A quick tap penalty from Isaac Boss then set Ulster on the attack and hands in the ruck from Will Green saw Wallace, with the aid of the upright, notch a superb third penalty from the right flank.
Leinster roared right back, winning the restart and man of the match Stephen Keogh was unfortunate not to cross in the right corner after a great build-up from Brian O'Driscoll and Shane Horgan. The former Munster back rower lost control of the ball over the try line as Andrew Trimble put in a hefty challenge.
However Cheika's men regrouped and Horgan popped up on the left wing to put Denis Hickie over from close range for his fifth try in 10 league games, taking the Ireland winger's league record to 27.
Jonathan Sexton's conversion attempt bounced back off the post and Ulster managed to have the last word of the first half with a wonderful drop goal from the on-fire Wallace.
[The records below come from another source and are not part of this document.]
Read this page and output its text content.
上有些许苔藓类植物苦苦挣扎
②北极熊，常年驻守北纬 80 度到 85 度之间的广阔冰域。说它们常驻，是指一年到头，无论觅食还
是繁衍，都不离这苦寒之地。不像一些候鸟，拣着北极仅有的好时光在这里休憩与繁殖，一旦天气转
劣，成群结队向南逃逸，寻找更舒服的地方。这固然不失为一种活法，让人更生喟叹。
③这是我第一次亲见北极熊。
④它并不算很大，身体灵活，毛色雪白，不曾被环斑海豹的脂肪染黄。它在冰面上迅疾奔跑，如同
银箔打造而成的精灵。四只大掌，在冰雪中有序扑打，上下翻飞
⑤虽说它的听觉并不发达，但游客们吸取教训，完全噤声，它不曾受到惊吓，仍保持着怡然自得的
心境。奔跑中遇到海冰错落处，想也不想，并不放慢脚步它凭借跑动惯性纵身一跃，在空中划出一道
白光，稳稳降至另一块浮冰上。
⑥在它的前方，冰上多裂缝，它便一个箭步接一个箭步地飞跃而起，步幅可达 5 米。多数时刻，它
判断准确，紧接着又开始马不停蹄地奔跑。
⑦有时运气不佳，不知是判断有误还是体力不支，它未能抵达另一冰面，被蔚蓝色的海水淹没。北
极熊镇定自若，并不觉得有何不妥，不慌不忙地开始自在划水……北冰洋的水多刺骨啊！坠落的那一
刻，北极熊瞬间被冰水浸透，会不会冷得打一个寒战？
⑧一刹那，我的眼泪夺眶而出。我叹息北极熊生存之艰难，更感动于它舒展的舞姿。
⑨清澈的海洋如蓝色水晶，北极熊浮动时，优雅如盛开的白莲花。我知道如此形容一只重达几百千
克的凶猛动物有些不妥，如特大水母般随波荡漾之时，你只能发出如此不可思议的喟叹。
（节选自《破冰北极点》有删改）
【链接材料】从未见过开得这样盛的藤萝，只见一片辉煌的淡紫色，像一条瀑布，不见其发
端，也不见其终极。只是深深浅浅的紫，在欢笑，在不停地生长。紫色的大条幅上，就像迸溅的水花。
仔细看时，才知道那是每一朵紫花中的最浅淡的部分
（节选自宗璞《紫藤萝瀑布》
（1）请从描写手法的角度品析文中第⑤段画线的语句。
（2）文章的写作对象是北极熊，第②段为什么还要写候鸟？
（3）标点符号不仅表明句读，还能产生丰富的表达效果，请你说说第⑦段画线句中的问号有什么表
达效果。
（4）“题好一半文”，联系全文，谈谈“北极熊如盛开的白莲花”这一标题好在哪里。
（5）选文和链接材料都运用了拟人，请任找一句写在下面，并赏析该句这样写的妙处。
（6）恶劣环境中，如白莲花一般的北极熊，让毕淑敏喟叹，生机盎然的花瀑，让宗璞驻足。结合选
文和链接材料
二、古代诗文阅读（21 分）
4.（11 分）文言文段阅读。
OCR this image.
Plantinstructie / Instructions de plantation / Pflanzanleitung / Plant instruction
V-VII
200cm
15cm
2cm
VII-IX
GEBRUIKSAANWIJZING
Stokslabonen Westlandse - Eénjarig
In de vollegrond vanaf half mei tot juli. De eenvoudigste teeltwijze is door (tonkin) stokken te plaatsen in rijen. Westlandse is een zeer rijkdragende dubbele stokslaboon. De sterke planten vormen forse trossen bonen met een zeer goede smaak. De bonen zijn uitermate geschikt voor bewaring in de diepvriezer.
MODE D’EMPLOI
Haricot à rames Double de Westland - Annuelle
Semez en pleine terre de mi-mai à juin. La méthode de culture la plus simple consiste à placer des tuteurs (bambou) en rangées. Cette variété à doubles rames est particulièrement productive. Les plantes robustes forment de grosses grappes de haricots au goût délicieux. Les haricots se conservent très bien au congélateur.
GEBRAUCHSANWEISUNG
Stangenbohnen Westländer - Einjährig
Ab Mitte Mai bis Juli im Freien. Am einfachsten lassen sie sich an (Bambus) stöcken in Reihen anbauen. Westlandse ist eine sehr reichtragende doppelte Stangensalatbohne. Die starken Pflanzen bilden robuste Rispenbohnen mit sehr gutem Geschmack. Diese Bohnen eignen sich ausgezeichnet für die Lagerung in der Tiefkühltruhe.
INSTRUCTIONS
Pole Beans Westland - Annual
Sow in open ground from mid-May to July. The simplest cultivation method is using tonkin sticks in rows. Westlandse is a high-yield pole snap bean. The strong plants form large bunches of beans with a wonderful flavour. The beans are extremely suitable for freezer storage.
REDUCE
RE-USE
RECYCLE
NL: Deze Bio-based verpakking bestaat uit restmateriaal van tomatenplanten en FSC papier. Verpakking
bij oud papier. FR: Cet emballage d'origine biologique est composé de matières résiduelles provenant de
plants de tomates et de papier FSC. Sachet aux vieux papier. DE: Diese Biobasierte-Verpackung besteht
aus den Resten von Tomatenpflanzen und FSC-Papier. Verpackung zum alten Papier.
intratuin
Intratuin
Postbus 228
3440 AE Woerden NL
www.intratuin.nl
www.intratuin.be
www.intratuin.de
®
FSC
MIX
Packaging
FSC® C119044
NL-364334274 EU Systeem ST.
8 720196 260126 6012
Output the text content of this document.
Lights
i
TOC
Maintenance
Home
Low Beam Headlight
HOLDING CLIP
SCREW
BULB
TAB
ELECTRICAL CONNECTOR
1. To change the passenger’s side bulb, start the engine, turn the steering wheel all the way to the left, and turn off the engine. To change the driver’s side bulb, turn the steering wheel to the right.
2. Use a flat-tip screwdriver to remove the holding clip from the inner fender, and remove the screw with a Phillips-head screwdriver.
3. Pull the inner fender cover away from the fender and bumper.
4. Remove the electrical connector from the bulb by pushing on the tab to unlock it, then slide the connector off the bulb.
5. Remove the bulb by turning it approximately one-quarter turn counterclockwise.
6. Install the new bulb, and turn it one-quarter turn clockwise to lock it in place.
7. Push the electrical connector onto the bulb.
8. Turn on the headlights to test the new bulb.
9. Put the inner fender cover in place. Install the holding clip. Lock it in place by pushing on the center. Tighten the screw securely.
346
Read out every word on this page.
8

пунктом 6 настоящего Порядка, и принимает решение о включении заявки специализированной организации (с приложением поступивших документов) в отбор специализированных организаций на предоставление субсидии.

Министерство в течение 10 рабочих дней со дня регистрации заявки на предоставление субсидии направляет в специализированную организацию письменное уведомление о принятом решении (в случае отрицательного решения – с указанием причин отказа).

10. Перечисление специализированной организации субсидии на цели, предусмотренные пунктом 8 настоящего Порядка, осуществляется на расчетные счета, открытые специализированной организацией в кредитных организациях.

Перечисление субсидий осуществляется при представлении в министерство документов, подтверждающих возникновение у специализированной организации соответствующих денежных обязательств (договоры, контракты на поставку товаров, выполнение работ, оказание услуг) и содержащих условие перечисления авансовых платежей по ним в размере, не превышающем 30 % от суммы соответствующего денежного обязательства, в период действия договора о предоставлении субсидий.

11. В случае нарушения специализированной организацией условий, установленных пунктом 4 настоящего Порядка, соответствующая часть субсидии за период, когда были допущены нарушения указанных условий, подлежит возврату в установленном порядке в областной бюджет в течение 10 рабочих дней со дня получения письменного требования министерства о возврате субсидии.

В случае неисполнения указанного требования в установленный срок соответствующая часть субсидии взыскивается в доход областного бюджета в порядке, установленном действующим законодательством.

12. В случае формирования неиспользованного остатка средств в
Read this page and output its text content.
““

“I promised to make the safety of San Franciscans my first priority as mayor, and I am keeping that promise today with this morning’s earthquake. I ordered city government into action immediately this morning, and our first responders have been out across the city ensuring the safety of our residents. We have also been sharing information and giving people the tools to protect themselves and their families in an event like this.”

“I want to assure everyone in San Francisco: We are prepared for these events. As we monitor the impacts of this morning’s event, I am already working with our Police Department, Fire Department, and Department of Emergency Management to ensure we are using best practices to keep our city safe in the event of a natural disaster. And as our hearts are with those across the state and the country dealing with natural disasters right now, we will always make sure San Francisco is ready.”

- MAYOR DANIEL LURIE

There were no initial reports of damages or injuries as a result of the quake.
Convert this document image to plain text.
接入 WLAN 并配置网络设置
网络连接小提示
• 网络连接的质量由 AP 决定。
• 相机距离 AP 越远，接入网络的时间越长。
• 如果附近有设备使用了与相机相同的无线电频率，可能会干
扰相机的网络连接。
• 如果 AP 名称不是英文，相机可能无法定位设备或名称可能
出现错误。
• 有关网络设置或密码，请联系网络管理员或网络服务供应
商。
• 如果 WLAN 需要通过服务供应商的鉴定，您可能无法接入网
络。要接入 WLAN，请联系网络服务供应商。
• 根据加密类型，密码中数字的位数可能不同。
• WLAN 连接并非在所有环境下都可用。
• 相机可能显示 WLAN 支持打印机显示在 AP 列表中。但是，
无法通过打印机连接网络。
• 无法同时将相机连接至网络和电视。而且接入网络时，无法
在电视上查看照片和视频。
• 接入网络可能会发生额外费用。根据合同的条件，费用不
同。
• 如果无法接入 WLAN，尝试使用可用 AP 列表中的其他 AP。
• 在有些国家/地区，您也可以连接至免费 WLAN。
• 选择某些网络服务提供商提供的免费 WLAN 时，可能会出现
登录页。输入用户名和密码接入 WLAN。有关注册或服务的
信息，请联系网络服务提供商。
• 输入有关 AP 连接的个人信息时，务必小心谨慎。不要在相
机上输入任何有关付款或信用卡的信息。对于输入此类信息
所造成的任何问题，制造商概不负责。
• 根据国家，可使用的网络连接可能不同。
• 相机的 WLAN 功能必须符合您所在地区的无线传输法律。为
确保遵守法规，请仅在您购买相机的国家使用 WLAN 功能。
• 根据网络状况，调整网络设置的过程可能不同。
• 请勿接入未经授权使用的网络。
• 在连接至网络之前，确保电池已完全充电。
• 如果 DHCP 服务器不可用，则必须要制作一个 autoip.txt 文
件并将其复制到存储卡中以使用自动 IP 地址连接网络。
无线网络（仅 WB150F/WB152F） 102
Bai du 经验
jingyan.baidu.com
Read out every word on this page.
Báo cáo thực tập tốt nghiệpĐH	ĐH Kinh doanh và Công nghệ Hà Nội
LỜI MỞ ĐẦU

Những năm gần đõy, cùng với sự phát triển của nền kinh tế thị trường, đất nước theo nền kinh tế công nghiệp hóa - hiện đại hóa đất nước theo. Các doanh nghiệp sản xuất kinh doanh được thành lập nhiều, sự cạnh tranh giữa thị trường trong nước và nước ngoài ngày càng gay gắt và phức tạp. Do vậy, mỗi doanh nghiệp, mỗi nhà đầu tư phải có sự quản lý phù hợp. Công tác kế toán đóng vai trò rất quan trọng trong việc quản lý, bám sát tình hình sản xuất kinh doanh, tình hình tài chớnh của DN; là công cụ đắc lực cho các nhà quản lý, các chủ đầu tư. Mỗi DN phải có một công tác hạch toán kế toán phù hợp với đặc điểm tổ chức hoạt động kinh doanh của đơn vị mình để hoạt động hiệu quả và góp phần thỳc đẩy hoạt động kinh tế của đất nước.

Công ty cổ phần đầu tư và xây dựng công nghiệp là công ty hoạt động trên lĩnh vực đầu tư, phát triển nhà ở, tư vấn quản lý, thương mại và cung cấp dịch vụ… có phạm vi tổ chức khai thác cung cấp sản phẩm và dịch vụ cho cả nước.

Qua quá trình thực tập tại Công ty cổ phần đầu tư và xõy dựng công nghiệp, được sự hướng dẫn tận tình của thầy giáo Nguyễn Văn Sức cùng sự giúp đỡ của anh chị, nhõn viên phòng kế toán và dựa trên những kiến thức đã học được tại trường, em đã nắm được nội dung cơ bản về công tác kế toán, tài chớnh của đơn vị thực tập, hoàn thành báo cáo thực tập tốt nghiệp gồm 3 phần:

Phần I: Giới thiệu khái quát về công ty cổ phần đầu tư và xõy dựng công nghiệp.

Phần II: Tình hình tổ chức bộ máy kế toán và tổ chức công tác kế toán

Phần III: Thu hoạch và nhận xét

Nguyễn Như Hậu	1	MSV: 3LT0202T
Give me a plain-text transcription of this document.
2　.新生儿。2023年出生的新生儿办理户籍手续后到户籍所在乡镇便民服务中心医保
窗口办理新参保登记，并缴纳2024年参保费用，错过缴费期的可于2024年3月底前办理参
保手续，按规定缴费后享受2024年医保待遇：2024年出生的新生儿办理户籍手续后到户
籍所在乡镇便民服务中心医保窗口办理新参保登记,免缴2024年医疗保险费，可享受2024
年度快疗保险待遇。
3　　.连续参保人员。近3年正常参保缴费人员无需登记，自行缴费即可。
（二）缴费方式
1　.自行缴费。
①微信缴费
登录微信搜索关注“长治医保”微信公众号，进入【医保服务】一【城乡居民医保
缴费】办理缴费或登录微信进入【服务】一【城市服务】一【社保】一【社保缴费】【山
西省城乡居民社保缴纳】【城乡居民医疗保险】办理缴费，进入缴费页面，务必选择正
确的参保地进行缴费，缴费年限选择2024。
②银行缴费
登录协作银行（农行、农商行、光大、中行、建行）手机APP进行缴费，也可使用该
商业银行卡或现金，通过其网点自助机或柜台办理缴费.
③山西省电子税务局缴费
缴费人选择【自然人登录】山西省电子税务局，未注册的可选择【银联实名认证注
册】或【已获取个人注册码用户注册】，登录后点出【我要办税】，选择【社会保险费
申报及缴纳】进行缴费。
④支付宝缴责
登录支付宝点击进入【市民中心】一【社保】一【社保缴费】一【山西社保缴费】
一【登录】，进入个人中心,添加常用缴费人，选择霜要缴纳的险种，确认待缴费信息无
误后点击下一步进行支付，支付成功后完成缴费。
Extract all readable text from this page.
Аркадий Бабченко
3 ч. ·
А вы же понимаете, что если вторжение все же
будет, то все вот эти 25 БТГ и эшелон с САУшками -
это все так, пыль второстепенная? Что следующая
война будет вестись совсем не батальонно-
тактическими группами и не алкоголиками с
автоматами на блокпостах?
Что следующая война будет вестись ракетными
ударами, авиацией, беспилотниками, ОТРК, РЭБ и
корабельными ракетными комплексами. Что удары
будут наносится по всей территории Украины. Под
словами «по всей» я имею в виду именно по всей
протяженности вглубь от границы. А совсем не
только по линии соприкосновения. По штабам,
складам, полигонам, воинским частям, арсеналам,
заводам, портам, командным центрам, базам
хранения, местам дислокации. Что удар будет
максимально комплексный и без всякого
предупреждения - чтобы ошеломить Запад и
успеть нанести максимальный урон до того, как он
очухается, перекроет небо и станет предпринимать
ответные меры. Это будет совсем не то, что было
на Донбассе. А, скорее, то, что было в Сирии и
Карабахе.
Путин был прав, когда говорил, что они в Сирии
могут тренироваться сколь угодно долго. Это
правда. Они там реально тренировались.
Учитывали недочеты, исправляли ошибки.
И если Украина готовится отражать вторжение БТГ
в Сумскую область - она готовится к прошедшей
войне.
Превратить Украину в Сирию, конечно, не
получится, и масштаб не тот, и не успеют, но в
It was effectively a tale of two halves as Leinster succeeded in dominating the second half, with the aid of the elements. Young number 10 Sexton struck a penalty, six minutes in, and was unfortunate to miss another place kick just moments later.
Despite losing Hickie, who was yellow carded for killing the ball as Ulster pressed for a try with numbers out to the right, Leinster picked up their second try while down to 14 men.
Replacement lock Finegan, who clashed with his former Wallaby team mate Justin Harrison in the aftermath of his score, crashed through Paul Steinmetz's tackle on 64 minutes after a barrage of Leinster attacks.
Felipe Contepomi, showing no ill effects of his recent knee injury, converted and the Pumas star showed lovely hands in the build-up to Heaslip's 77th-minute effort.
Ulster, for whom Wallace missed a penalty on the hour, were completely stretched as snipes from O'Driscoll and Kieran Lewis and a timely offload from Bernard Jackman put Heaslip over in the right corner, signalling some early New Year's celebrations for Leinster's fifth win in their last six meetings with their northern counterparts.